Wednesday, September 29, 2010

Co tinuity i nt t e o ly t g we h ve be o e us.

Yes, it is all for laughs but the laughs have become hysterical laughs, very much related to hysteresis, or returning to a state we were almost in, and also to the hyster, the shape of the nemesis of man. It is no small wonder that this strange word finds its way into our vocabulary of illness that is based not on symptoms of the body, but of the mind, itself an abstraction (Is the body an abstraction? Think about it.)

Increasingly, I do not care, I do not like green eggs, Sam. Play it. Say it, don't spray it. Spray it with PAM, Sam, and cook your green eggs and ham.

Continuity isn't the only thing we have to worry about (Part 1)

Before and after is such a simplification of even linear data, that the idea of non-linearity drops on us like a ton of books, we who are conditioned to see things in terms of cause(before) and after(effect).

This is why stock market analysts and meteorologists can hold down jobs. It is so easy to fish data out of the air, that we are just now beginning to understand that linearity is even more of an illusion than continuity.

Indeed the idea of discontinuous everywhere at once space is exactly what makes quantum theory operate. And armed with this science, we are finally doing things our parents only dreamed about, pulling energy from nowhere, creating intelligence from carbon chains, and in essence, creating new life forms.

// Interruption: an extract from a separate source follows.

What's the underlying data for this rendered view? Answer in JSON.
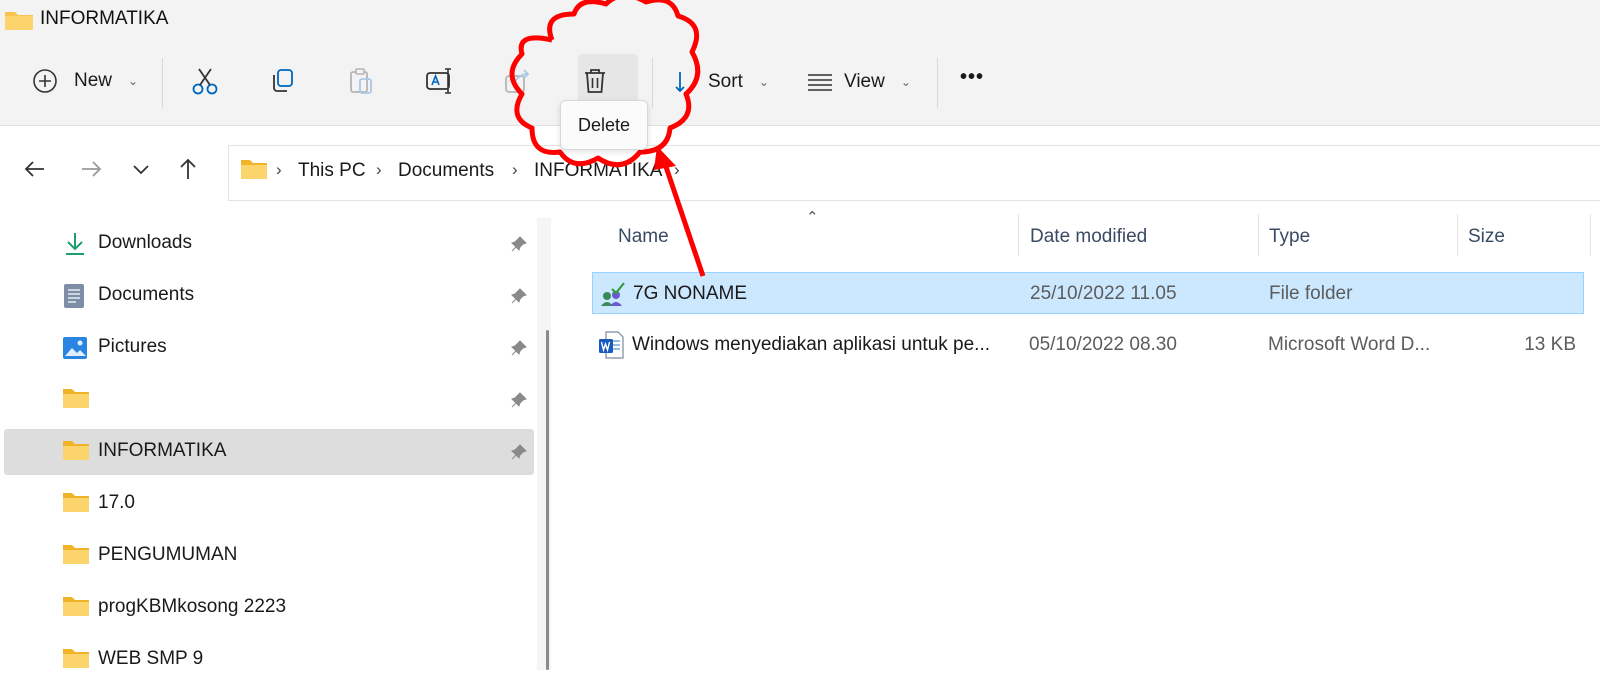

Where does this leave mankind? Devastatingly behind. We will only be able to keep up by morphing with machinery into something more. The Quantum concept is the Pandora's box of our generation, much as the printing press was to the 15th century and the photograph was to our grandparents'. To survive, we will have to embrace all that we are capable of becoming, because if we don't, someone on this planet will, and they will destroy those weaker than them.

There, now I've passed from confusion to paranoia. How many stages are left?

Continuity isn't the only thing to be concerned about (Part 1)

It is starting to become noticeable. There are periods of time when I seem to be across a continuum. The linear self is beginning to take a backseat to the personhood that is in several places, if only mentally, at one time.

This is not a lot of fun, either. It becomes difficult to keep track of things. The only recourse is to focus in on one thing for as long as I can, at the expense of everything else, because there is just too much else. When I stop and look up, I can see it all around me, the different levels on which things work, the different responsibilities, the different personalities I am capable of wearing.

If all of this seems abstract and hard to visualize, that's because it is. An example: I find that posts I have never made are in my memory on some level as having been made. So I make them. It's sort of the reverse of Alzheimer's. It's as if my short term memory is not functioning on one, but a thousand things at once, and they all get compacted together. What I had for supper last night is lost behind where my keys are and the ten things on my incomplete to do list, and my need to journal my latest observations on continuity:

My latest observations on continuity: It is an illusion. Continuity is an idea that takes infinity and compresses it into every place you look. To assume that finite man could operate on a continuum is gross hubris. We, humans, are painfully discretized beings, only capable of a thin version of continuity. Indeed, we are so impressed with infinity, which is just continuity at the end of things.

We don't think about the mind-numbing case of infinity everywhere and all between. We blank it out. Discrete infinity is child's play next to this, but we get the two confused.

Consider: an infinite lifespan is to us just somewhere out there past our 100+- years, 101 is just as infinite as 1*10exp1000000 if we die at 99.

But continuity implies that every moment is infinite. Yes, it sounds like a trick, but what I'm talking about is the mathematical presence of divisibility completed, throughout one unit and the next. And physically, we are just not capable of that. Even though we work on the nanoscale now, for true continuity, we can just go on breaking things down forever. That is true continuity.It is an asymptote around every corner.

Is this the path that Georg Cantor traveled on his way to madness?